In the short-medium term, it seems MEV will be maximized on Ethereum, through efficient and decentralized marketplaces. However, with time, MEV will be sufficiently minimized through zero-knowledge proof efficiency gains. Ethereum will continue to become a more user-friendly network over time, as its network effects render it the most valuable asset known to mankind [11].

Endnotes

[1] https://www.blocknative.com/blog/mempool-intro

[2] https://explore.flashbots.net/

[3] Because Ethereum is an open network, anyone with an internet connection can attempt to take advantage of these lucrative financial opportunities

[4] https://medium.com/flashbots/frontrunning-the-mev-crisis-40629a613752

[5] Liquidity attracts MEV, which is why 66% of all extracted MEV occurs on Uniswap and Sushiswap, the two most used decentralized exchanges (MEV does not exist on centralized exchanges, although one could argue that Robinhood’s popular payment for order flow model is a form of MEV in traditional finance)

[6] During the ICO boom of 2017, market participants bid high gas prices on Ethereum to receive priority on their transactions; as a result, several projects came up with a possible solution involving setting a limit on gas prices so users won’t be able to bid beyond a certain threshold. This did not bode well for the projects as users spammed the network by executing many transactions with lower gas prices.
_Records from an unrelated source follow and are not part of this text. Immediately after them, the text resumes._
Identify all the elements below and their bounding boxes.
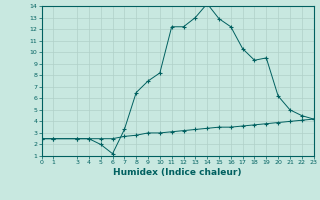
X-axis label: Humidex (Indice chaleur): Humidex (Indice chaleur) [113,168,242,177]
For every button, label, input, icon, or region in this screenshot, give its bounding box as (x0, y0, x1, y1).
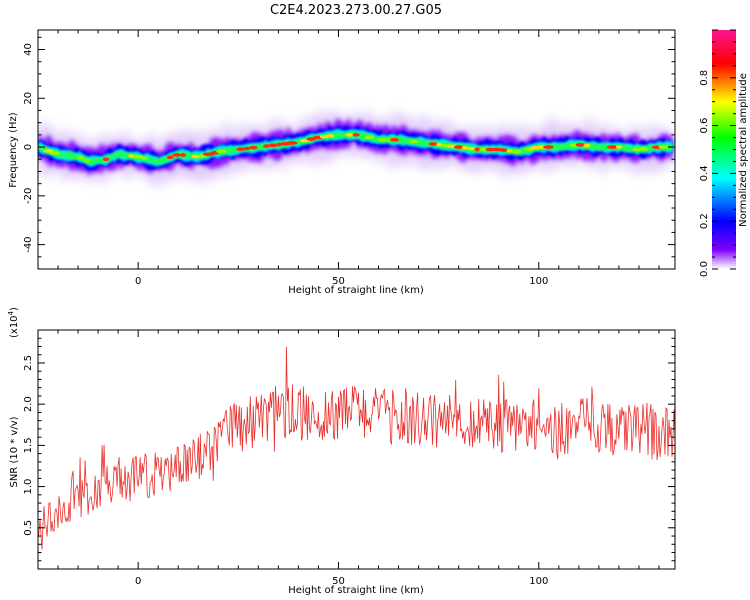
colorbar-tick-label: 0.6 (699, 118, 710, 134)
spectrogram-ridge-cell (436, 142, 443, 147)
spectrogram-heatmap (38, 106, 673, 188)
spectrogram-ridge-cell (615, 145, 622, 149)
spectrogram-ridge-cell (510, 149, 523, 154)
spectrogram-ticks: 0 50 100 -40 -20 0 20 40 (23, 30, 675, 287)
svg-text:(x104): (x104) (7, 307, 20, 338)
spectrogram-ridge-cell (543, 145, 554, 149)
snr-xtick-label: 100 (529, 576, 548, 587)
spectrogram-ridge-cell (640, 147, 649, 151)
spectrogram-ytick-label: 0 (23, 144, 34, 150)
colorbar-ticks: 0.0 0.2 0.4 0.6 0.8 (699, 29, 736, 277)
spectrogram-halo (38, 106, 673, 188)
snr-ticks: 0 50 100 0.5 1.0 1.5 2.0 2.5 (23, 329, 675, 587)
snr-scale-factor: (x104) (7, 307, 20, 338)
spectrogram-ridge-cell (575, 143, 586, 147)
spectrogram-ridge-cell (191, 154, 201, 159)
snr-panel: 0 50 100 0.5 1.0 1.5 2.0 2.5 Height of straight… (7, 307, 676, 596)
spectrogram-ridge-cell (408, 139, 419, 144)
snr-ylabel: SNR (10 * v/v) (9, 416, 20, 487)
spectrogram-ridge-cell (428, 142, 438, 146)
spectrogram-ridge-cell (383, 137, 393, 142)
spectrogram-ridge-cell (43, 149, 54, 153)
spectrogram-ridge-cell (268, 143, 278, 148)
spectrogram-ridge-cell (286, 141, 298, 145)
spectrogram-ridge-cell (243, 146, 251, 151)
spectrogram-ridge-cell (179, 153, 187, 157)
colorbar-tick-label: 0.2 (699, 213, 710, 229)
snr-xlabel: Height of straight line (km) (288, 585, 424, 596)
spectrogram-xtick-label: 100 (529, 276, 548, 287)
spectrogram-ridge-cell (102, 157, 110, 162)
spectrogram-ridge-cell (83, 158, 91, 163)
colorbar-label: Normalized spectral amplitude (738, 73, 749, 227)
spectrogram-ridge-cell (467, 146, 476, 151)
figure-title: C2E4.2023.273.00.27.G05 (270, 3, 442, 18)
spectrogram-ytick-label: 40 (23, 43, 34, 56)
spectrogram-ridge-cell (141, 156, 148, 161)
spectrogram-ridge-cell (132, 155, 144, 159)
spectrogram-ylabel: Frequency (Hz) (8, 112, 19, 188)
spectrogram-ridge-cell (263, 144, 270, 148)
spectrogram-xtick-label: 0 (135, 276, 141, 287)
spectrogram-ridge-cell (326, 134, 335, 138)
colorbar-tick-label: 0.4 (699, 165, 710, 181)
spectrogram-xtick-label: 50 (332, 276, 345, 287)
spectrogram-ridge-cell (461, 146, 469, 150)
snr-scale-exponent: 4 (7, 310, 15, 315)
colorbar-tick-label: 0.0 (699, 261, 710, 277)
spectrogram-ridge-cell (606, 145, 619, 149)
spectrogram-ridge-cell (658, 145, 670, 149)
spectrogram-ridge-cell (319, 134, 329, 139)
spectrogram-ridge-cell (76, 155, 85, 160)
snr-ytick-label: 2.5 (23, 355, 34, 371)
snr-xtick-label: 50 (332, 576, 345, 587)
spectrogram-ridge-cell (236, 147, 246, 152)
spectrogram-ridge-cell (352, 133, 360, 137)
colorbar-tick-label: 0.8 (699, 70, 710, 86)
snr-xtick-label: 0 (135, 576, 141, 587)
spectrogram-panel: 0 50 100 -40 -20 0 20 40 Height of straight lin… (8, 29, 676, 296)
snr-ytick-label: 2.0 (23, 396, 34, 412)
spectrogram-frame (37, 29, 676, 270)
colorbar-gradient (712, 30, 736, 269)
spectrogram-ytick-label: 20 (23, 92, 34, 105)
spectrogram-ridge-cell (345, 133, 354, 137)
spectrogram-xlabel: Height of straight line (km) (288, 285, 424, 296)
snr-ytick-label: 1.0 (23, 479, 34, 495)
spectrogram-ridge-cell (499, 148, 508, 152)
spectrogram-ridge-cell (49, 151, 61, 156)
snr-ytick-label: 0.5 (23, 520, 34, 536)
snr-ytick-label: 1.5 (23, 437, 34, 453)
spectrogram-ridge-cell (377, 137, 386, 142)
colorbar: 0.0 0.2 0.4 0.6 0.8 Normalized spectral ampl… (699, 29, 749, 277)
spectrogram-ytick-label: -20 (23, 188, 34, 204)
spectrogram-ridge-cell (216, 149, 227, 154)
spectrogram-ridge-cell (249, 145, 258, 150)
spectrogram-ridge-cell (363, 135, 375, 140)
snr-scale-label: (x10 (9, 315, 20, 338)
spectrogram-ridge-cell (389, 137, 400, 142)
spectrogram-ridge-cell (583, 143, 591, 148)
spectrogram-ridge-cell (453, 145, 464, 149)
snr-series-line (38, 346, 675, 550)
snr-frame (37, 329, 676, 570)
snr-scale-close: ) (9, 307, 20, 311)
spectrogram-ridge-cell (166, 155, 174, 160)
spectrogram-ytick-label: -40 (23, 236, 34, 252)
spectrogram-ridge-cell (172, 153, 182, 157)
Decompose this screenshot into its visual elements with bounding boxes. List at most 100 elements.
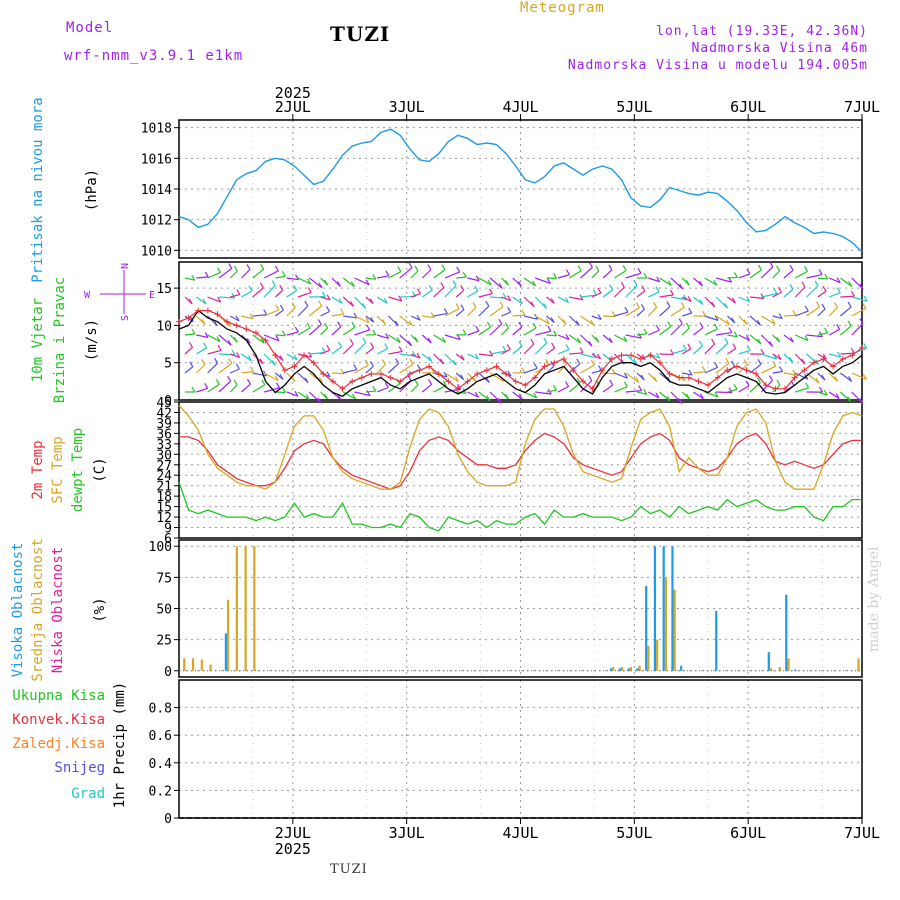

[7] In charge of confirming transaction validity and updating that state on-chain with current asset pricing: https://medium.com/futureswap/announcing-futureswap-v2-on-chain-perpetuals-with-live-pricing-e6a440939033

[8] Mev-geth is a fork of Ethereum’s geth client (command line interface for running an Ethereum node) that includes the flashbot auctions mechanism illustrated above.

[9] https://docs.flashbots.net/flashbots-auction/overview/

[10] https://ethereum.org/en/eth2/shard-chains/

[11] Ethereum’s two mutually compounding moats of liquidity and developer tooling will bootstrap its network effects.